In this study, we obtained three important results from the survey involving patients with COVID-19 who were admitted in two hospitals: 1) we have experienced two waves of COVID-19 to date, probably due to the effect of the declaration of a state of emergency; 2) when we compared the clinical characteristics of patients between the three periods, the rate of Patients/Facilities Users was higher in period 2 and 3 compared to period 1. In addition, the number of Healthcare Providers was higher in period 2 compared to period 1 and 3, and they were younger and predominantly female; 3) Older age was significantly associated disease severity, longer duration of admission, and all of the patients who died were over 60 years old.
To our knowledge, there is currently nowhere in the world where the COVID-19 pandemic has occurred in two waves. An outbreak of COVID-19 started in Sapporo city ahead of other areas in Japan, likely due to a large event that took place at the beginning of February. The declaration of a state of emergency following the first outbreak may have prevented another outbreak wave as shown clearly in Fig. 1A and B. Although the exact effect of this declaration is unclear, considering the subsequent lock-down (as in other countries) [5,6], our measures may have inhibited further outbreaks to some extent.
Of note, the clinical features of patients in these three study periods were different. The median age was highest in period 3, and the moderate/severe cases increased in the latter period, probably due to the satisfactory accommodation facilities in Sapporo. The duration from disease onset to admission was short in period 3, probably due to the increase in PCR testing for the extensive survey of subjects with a high-risk contact. Since the second wave occurred mainly in medical facilities, many elderly individuals were included in this period, resulting in a high number of deads. While many Healthcare Providers were also infected in period 2, there have fortunately been no fatalities. However, Suarez-Garcia had reported that healthcare workers who were infected with COVID-19 had less comorbidities, and most of them had a mild clinical course, requiring long periods of sick leaves [7]. We should pay attention to the increase in workload and the additional stress on the already overworked staff who remain in the hospital.
As Japan has conducted fewer polymerase chain reaction (PCR) tests than other major countries, it is difficult to perform a precise comparison of confirmed cases with that of foreign countries. However, considering the fact that the number of deaths per population was high in the U.S. (54 deaths per 100,000 population) and U.K., the number of death in Sapporo City was 55 (2.8 deaths per 100,000 population), which seems to be lower than those in Western countries (https://coronavirus.jhu.edu/data/mortality). Although the exact reasons are still unclear, a number of potential explanations have been discussed.
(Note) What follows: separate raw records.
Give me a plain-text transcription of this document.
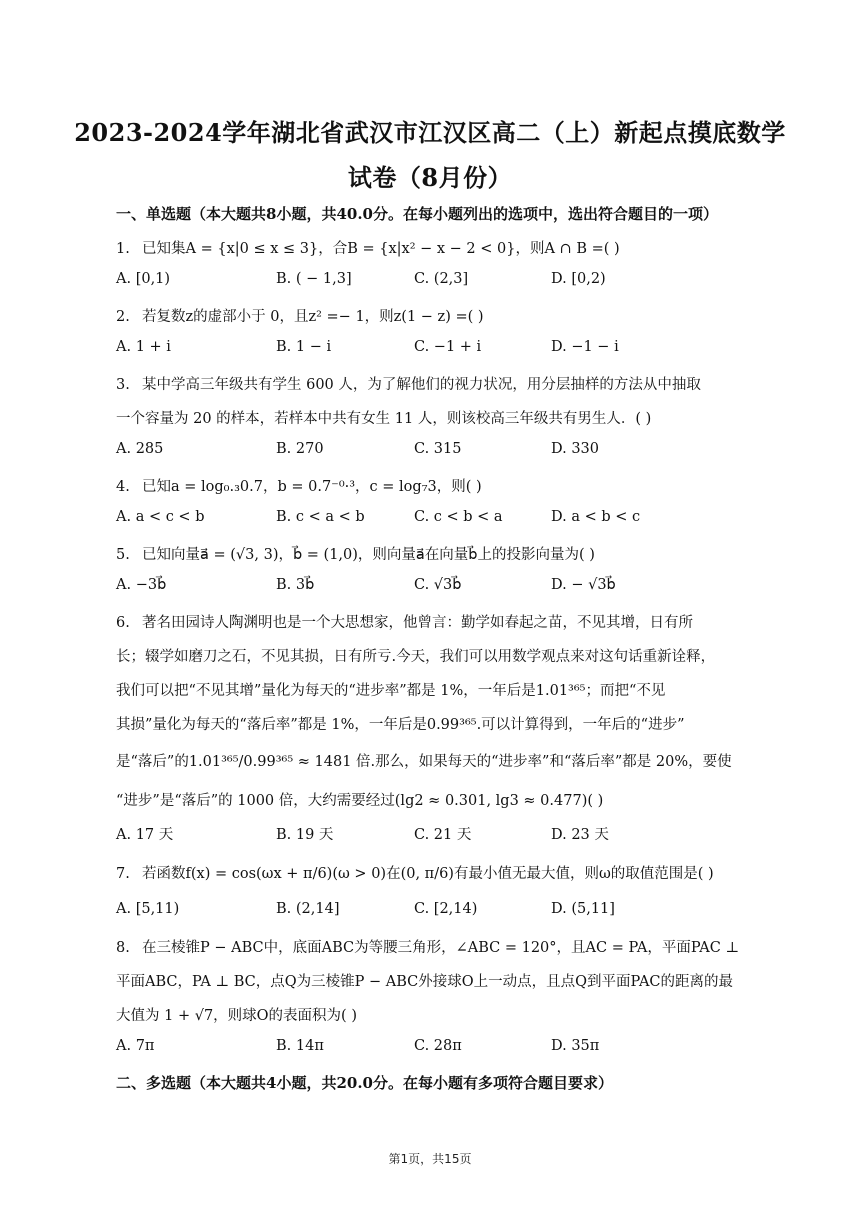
2023-2024学年湖北省武汉市江汉区高二（上）新起点摸底数学
试卷（8月份）
一、单选题（本大题共8小题，共40.0分。在每小题列出的选项中，选出符合题目的一项）
1. 已知集A = {x|0 ≤ x ≤ 3}，合B = {x|x² − x − 2 < 0}，则A ∩ B =( )
A. [0,1)	B. ( − 1,3]	C. (2,3]	D. [0,2)
2. 若复数z的虚部小于 0，且z² =− 1，则z(1 − z) =( )
A. 1 + i	B. 1 − i	C. −1 + i	D. −1 − i
3. 某中学高三年级共有学生 600 人，为了解他们的视力状况，用分层抽样的方法从中抽取
一个容量为 20 的样本，若样本中共有女生 11 人，则该校高三年级共有男生人．( )
A. 285	B. 270	C. 315	D. 330
4. 已知a = log₀.₃0.7，b = 0.7⁻⁰·³，c = log₇3，则( )
A. a < c < b	B. c < a < b	C. c < b < a	D. a < b < c
5. 已知向量a⃗ = (√3, 3)，b⃗ = (1,0)，则向量a⃗在向量b⃗上的投影向量为( )
A. −3b⃗	B. 3b⃗	C. √3b⃗	D. − √3b⃗
6. 著名田园诗人陶渊明也是一个大思想家，他曾言：勤学如春起之苗，不见其增，日有所
长；辍学如磨刀之石，不见其损，日有所亏.今天，我们可以用数学观点来对这句话重新诠释，
我们可以把“不见其增”量化为每天的“进步率”都是 1%，一年后是1.01³⁶⁵；而把“不见
其损”量化为每天的“落后率”都是 1%，一年后是0.99³⁶⁵.可以计算得到，一年后的“进步”
是“落后”的1.01³⁶⁵/0.99³⁶⁵ ≈ 1481 倍.那么，如果每天的“进步率”和“落后率”都是 20%，要使
“进步”是“落后”的 1000 倍，大约需要经过(lg2 ≈ 0.301, lg3 ≈ 0.477)( )
A. 17 天	B. 19 天	C. 21 天	D. 23 天
7. 若函数f(x) = cos(ωx + π/6)(ω > 0)在(0, π/6)有最小值无最大值，则ω的取值范围是( )
A. [5,11)	B. (2,14]	C. [2,14)	D. (5,11]
8. 在三棱锥P − ABC中，底面ABC为等腰三角形，∠ABC = 120°，且AC = PA，平面PAC ⊥
平面ABC，PA ⊥ BC，点Q为三棱锥P − ABC外接球O上一动点，且点Q到平面PAC的距离的最
大值为 1 + √7，则球O的表面积为( )
A. 7π	B. 14π	C. 28π	D. 35π
二、多选题（本大题共4小题，共20.0分。在每小题有多项符合题目要求）
第1页，共15页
Genetic differences could be the main reason for this big difference [8]. Different lifestyle habit, such as wearing masks and keeping a physical distance, may be involved [9,10]. We recently demonstrated that the results of PCR from saliva is equivalent with that of nasopharyngeal swab samples [11], which may support this explanation. Presence of antibodies prior to January 2020 due to a prior infection by the virus has also been speculated. This study has several limitations. First, this study included only subjects who were diagnosed in two hospitals. In fact, from the second wave onward, over 10 hospitals were designated to treat the patients. Thus, our study may not be representative of the real characteristics of patients with COVID-19 admitted to the hospitals in Sapporo city. Second, not all potential confounding factors that may affect the severity and/or mortality of COVID-19, such as smoking status or co-morbidities, were obtained for all patients. Third, the declaration of a state of emergency that started beginning of April across Japan prohibited movements across prefectures. Thus, the results observed in Sapporo city are not representative of the characteristics of patients in other areas in Japan, particularly in some small islands where industrialization depends on tourism and big medical institutions are not present. Therefore, a customized COVID-19 approach should be provided according to the regions through continuous investigations based on the characteristics of each area. Lastly, although the control of this disease still depends on non-pharmaceutical interventions, a potential treatment has been found: e.g. dexamethasone [4]. These treatment strategies affected the disease severity and outcome even in this short period.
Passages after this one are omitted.